I have a Discord bot written in Python and I wanted to add a feature that would make it immediately delete any phishing links it finds.
I looked for a list of known phishing domains and I found this on GitHub.
However the issue is that this is a JS file with one big array, and my bot is 100% Python.
I could just make a copy of this list, but then I lose the advantage of it being constantly updated, so I would like to read the domains directly from GitHub, if possible.
I am not sure how to get and parse this into a Python list.
Looking around on StackOverflow people are suggesting parsing the data as JSON, or using regex, but unfortunately I haven't understood it all yet.

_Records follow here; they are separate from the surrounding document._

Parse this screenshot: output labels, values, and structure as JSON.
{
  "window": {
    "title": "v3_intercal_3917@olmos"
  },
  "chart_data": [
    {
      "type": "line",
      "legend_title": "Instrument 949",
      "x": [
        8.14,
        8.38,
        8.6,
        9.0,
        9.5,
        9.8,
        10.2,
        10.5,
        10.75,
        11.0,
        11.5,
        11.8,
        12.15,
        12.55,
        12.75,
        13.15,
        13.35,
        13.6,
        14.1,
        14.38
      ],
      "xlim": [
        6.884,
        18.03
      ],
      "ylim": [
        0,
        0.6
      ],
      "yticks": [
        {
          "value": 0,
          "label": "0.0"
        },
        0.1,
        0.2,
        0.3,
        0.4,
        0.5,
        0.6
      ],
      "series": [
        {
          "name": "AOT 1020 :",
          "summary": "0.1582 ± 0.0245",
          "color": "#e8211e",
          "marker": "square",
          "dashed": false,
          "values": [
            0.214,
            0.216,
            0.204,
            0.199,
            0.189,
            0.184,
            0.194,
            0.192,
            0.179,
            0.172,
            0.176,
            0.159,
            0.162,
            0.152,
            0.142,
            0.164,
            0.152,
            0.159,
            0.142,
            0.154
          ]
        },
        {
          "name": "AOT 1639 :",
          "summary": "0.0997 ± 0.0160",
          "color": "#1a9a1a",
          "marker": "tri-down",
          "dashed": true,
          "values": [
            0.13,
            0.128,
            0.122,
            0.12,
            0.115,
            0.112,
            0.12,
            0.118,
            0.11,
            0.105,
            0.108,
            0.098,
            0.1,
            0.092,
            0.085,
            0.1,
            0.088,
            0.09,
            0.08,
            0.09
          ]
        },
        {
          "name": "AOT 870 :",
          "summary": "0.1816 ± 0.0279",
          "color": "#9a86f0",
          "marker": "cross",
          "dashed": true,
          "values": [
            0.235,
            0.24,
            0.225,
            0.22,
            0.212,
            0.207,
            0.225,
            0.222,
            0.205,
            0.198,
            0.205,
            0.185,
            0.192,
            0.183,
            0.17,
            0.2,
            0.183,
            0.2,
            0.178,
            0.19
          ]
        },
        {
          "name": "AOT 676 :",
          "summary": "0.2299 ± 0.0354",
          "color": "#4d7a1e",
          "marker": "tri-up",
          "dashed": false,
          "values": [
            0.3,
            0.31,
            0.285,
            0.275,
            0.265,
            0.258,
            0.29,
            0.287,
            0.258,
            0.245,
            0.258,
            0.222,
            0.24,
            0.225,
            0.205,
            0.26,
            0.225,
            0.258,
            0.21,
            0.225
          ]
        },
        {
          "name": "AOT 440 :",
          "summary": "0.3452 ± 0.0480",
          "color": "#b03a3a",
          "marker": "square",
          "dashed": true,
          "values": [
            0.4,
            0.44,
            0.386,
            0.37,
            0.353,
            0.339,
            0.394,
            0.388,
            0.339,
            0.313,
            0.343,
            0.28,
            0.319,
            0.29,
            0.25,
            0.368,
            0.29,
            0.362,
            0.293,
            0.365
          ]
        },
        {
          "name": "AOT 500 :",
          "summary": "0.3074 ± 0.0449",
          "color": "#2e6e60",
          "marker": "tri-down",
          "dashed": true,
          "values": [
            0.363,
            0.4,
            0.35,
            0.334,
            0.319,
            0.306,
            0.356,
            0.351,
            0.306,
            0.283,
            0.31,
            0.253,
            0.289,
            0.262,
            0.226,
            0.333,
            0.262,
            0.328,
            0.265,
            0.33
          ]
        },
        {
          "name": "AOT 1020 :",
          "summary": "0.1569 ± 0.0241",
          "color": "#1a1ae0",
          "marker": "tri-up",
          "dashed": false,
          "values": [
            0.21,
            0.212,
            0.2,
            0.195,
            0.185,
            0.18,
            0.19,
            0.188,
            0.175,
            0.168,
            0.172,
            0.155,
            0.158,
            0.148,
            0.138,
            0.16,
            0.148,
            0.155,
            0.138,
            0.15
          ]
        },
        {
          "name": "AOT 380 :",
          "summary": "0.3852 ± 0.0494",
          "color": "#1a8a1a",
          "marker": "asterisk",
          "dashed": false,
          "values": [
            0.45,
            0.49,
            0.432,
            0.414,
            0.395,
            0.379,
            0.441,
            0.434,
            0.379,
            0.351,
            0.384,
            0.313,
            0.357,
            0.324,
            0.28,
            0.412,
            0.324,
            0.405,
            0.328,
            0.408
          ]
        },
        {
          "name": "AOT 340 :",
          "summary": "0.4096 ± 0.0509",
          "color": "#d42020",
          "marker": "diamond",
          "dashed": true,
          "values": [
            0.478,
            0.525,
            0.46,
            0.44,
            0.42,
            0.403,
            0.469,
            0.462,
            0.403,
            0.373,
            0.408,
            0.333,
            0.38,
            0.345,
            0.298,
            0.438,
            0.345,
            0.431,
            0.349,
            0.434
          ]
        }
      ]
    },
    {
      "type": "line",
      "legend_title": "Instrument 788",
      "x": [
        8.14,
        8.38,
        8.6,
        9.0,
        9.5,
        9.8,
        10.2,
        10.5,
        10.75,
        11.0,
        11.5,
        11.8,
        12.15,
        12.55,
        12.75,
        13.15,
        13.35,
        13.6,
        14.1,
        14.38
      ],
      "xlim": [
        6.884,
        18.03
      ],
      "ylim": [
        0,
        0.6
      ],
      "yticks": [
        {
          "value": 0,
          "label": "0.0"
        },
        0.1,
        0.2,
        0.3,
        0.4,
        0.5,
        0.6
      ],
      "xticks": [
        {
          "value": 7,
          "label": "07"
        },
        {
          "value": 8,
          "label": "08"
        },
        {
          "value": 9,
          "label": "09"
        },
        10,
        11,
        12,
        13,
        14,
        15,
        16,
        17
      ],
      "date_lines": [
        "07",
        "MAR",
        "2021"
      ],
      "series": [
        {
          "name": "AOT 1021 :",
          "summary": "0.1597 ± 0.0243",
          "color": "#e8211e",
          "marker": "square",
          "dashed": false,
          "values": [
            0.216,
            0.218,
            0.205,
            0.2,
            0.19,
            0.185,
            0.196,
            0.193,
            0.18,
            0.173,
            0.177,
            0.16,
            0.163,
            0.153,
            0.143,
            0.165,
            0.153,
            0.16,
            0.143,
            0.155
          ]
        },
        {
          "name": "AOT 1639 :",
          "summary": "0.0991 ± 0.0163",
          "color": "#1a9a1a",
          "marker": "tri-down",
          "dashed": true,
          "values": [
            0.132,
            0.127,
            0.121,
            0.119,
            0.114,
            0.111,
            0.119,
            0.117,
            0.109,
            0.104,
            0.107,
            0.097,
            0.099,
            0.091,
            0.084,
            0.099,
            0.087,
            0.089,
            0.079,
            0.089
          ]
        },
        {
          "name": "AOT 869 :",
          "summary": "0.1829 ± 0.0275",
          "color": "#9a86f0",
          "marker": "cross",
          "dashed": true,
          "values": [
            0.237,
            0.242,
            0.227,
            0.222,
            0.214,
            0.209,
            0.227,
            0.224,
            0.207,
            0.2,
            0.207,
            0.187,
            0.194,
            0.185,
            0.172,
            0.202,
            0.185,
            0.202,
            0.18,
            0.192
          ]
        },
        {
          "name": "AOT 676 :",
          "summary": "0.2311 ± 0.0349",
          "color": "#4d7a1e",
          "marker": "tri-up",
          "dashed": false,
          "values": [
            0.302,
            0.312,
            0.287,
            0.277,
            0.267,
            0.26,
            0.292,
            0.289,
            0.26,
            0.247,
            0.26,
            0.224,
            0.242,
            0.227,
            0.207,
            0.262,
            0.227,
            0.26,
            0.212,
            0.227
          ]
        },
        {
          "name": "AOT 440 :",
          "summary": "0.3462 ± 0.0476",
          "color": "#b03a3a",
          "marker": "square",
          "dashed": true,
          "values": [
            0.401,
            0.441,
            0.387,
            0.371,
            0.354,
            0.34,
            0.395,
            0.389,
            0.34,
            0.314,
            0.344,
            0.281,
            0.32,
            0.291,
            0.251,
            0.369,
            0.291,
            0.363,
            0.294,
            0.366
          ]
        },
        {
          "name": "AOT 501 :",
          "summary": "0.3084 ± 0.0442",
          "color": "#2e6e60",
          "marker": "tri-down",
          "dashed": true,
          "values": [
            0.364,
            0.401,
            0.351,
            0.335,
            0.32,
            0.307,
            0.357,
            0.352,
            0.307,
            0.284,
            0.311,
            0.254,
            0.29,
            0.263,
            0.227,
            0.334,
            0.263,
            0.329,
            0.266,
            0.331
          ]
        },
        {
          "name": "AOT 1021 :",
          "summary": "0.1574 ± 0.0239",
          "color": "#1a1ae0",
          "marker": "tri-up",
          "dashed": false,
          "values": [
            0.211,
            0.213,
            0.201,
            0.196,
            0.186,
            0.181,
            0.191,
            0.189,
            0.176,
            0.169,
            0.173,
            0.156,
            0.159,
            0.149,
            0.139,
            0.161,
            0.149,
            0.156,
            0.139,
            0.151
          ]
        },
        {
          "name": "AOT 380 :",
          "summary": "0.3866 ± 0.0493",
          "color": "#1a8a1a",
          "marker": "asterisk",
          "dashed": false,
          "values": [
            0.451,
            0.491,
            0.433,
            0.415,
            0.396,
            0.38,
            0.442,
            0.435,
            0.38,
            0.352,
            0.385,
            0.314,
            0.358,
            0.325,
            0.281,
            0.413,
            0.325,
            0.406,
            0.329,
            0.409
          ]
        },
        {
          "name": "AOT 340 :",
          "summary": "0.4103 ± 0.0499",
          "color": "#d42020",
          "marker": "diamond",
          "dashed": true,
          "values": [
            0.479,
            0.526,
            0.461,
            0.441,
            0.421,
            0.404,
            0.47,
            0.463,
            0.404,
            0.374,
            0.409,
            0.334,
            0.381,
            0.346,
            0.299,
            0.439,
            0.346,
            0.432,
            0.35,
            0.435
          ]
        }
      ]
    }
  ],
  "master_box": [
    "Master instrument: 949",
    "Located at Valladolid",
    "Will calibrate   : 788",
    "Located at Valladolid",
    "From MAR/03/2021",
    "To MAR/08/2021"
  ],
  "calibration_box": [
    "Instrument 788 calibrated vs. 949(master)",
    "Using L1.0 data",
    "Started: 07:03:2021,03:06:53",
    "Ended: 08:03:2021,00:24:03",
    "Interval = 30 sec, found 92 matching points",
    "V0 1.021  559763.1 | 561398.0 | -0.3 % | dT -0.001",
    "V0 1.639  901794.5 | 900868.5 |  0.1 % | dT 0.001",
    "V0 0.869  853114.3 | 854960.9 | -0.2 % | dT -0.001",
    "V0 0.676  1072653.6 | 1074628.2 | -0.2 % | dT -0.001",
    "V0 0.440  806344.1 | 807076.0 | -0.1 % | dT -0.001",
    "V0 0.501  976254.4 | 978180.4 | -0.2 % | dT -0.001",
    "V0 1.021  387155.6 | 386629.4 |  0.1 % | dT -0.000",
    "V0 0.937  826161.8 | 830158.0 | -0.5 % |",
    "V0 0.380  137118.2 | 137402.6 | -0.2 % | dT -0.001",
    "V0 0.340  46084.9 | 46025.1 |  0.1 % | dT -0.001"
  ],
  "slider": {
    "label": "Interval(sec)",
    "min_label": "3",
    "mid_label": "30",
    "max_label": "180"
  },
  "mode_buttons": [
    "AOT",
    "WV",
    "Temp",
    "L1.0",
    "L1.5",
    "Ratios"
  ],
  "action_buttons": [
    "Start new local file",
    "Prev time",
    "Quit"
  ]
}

Guidance would help - or maybe you have a better way of doing things altogether rather than this approach! Thank you
CodePudding user response:
Here is one approach (prone to failure and definitely not the recommended way to do this):
import requests
RAW_DATA_LINK = "https://raw.githubusercontent.com/nikolaischunk/discord-phishing-links/main/domain-list.js"
def get_data():
response = requests.get(RAW_DATA_LINK)
data = response.content.decode()
data = data.replace("const suspiciousDomains = ", "").replace(";", "") # or just data[26:-2]
return eval(data)
get_data()
will give you a list of all the links in that file.
You could additionally try using sessions while making the request...
Again if you are in control of that file just store it as json and if you are not in control, you'd probably be better off with regular expressions.